コラム『所長の眼鏡』

お~いお茶はなぜ売れたのか2021.10.01

 

伊藤園の『お~いお茶』を知らない人はいないでしょう。

今では業界販売実績世界一位を記録し、ギネス記録にも認定されている大ヒット商品です。

そんな『お~いお茶』も、実は販売から4年間は全く売れていませんでした。

 

開発までにかかった時間は、10年。

社運をかけて発売したのに全く売り上げが伸びない…。

いったいなぜ売れないのか、販売側も理由が全く分かっていませんでした。

 

「商品には自信があるのに…」「もしこのままお客さんが買ってくれなかったら…」

販売チームは、来る日も来る日も悩み続けました。

そして、ある1つの結論にたどり着きます。

 

-商品の良さが伝わっていない-

 

普通、これだけ売れなければ、「商品が悪い…」と考えてもおかしくはありません。

「この商品は売れない」と判断して、販売中止になるはずです。

しかし、伊藤園の販売チームは、そうはしませんでした。

その代わりに、ある1つの小さな変更を加えることにしたのです。

 

 

 

ところが、小さな変更を加えた途端、今まで売れなかったのが嘘のように、どんどん売れていったのです。

「お~いお茶」は、「ある部分」を変えてから、初年度だけで売上が6倍の40億円になったのです。

伊藤園の販売チームは、当時をこう振り返ります。

「市場調査をした結果、この商品は、「商品名」に大きな問題を抱えていることが分かりました。

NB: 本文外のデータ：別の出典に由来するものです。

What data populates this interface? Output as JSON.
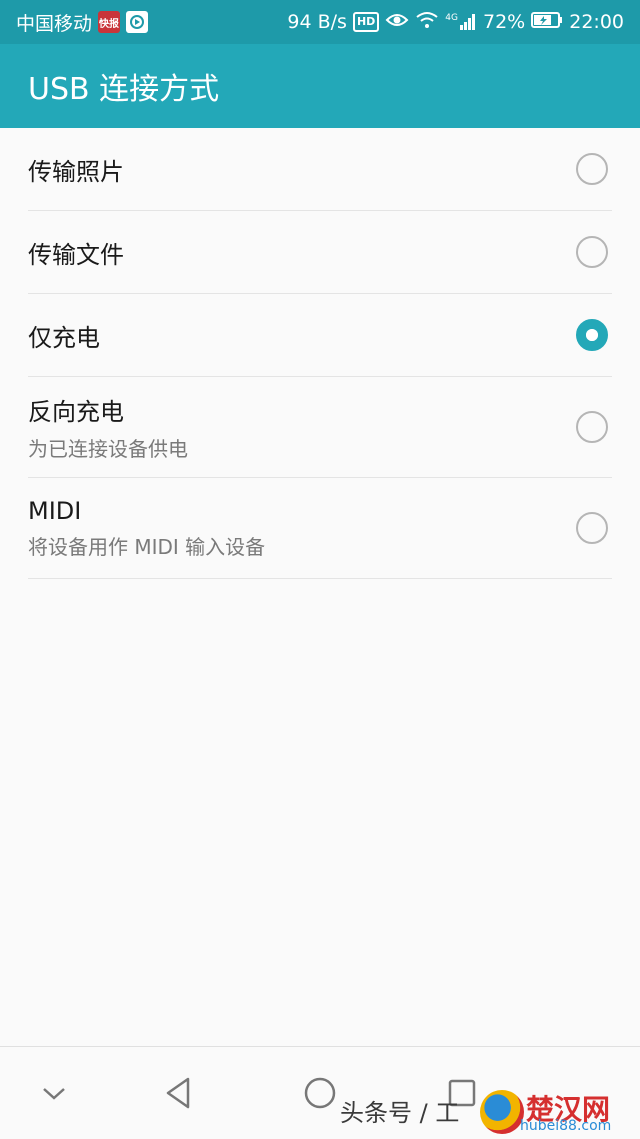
{
  "status_bar": {
    "carrier": "中国移动",
    "news_badge": "快报",
    "speed": "94 B/s",
    "hd_label": "HD",
    "net_type": "4G",
    "battery": "72%",
    "time": "22:00"
  },
  "appbar": {
    "title": "USB 连接方式"
  },
  "options": [
    {
      "title": "传输照片",
      "subtitle": "",
      "selected": false
    },
    {
      "title": "传输文件",
      "subtitle": "",
      "selected": false
    },
    {
      "title": "仅充电",
      "subtitle": "",
      "selected": true
    },
    {
      "title": "反向充电",
      "subtitle": "为已连接设备供电",
      "selected": false
    },
    {
      "title": "MIDI",
      "subtitle": "将设备用作 MIDI 输入设备",
      "selected": false
    }
  ],
  "navbar": {
    "icons": [
      "chevron-down-icon",
      "back-icon",
      "home-icon",
      "recents-icon"
    ]
  },
  "watermark": {
    "text": "头条号 / 工",
    "brand": "楚汉网",
    "url": "hubei88.com"
  },
  "colors": {
    "accent": "#23a8b8",
    "statusbar": "#1e9aa9"
  }
}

みんな『缶入り煎茶』と言っても、どんな味のお茶か想像できなかったようです…」

 

そう、伊藤園の販売チームが変えたことは、商品名。

もともと「缶入り煎茶」という名前で販売していたお茶を、「お〜いお茶」という名前に変えて、販売することにしたのです。

商品そのものは変えずに、商品名を変えることで、大ヒット商品へと生まれ変わらせたのです。

 

この話は、私たちにとても大切なことを教えてくれます。

つまり、どんなに良い商品でも、伝え方次第で結果が大きく変わるということです。

ほとんどの人は、「良い商品を作れば売れる」と思ってしまいがちです。

そして、もっと良い商品を、もっと良いサービスを作ろうと、一生懸命がんばっています。

もちろん、良い商品を作ることはとても大切なことですが、結果を大きく変えるのは、その良い商品をどうやって伝えるか?

つまり、売り方、マーケティングです。

 

 他にも、小林製薬の「のどぬ~るスプレー」なんかもそのいい例です。

この商品が発売された1990年頃には、喉の痛みに効く市販の治療薬でコレといった商品はなかったのですが、いつ使う商品なのかが

分かりやすく・覚えやすい商品名ということで、瞬く間に大ヒット商品になっています。

 

 今年流行ったのは、「わらび餅は、飲み物です。」

3坪の小さな和菓子屋に大行列ができたり、タピオカの次は「わらび餅ドリンク」と全国に広がりを見せています。

とうとう9月1日からはファミマで『わらびもちは飲みものです。』が発売され、飲む前に30回かき混ぜるのがポイントだそうです。笑

 

 

 

優秀な人ほど、「もっと良い商品・もっと良いサービス」を追求します。

それはもちろん素晴らしいことです。

しかし少し視点を変えて、「どうやって伝えたら、この商品の価値を伝えられるのか?」ということを考えてみると、

商品やサービスは、もっと売れるようになるかもしれません。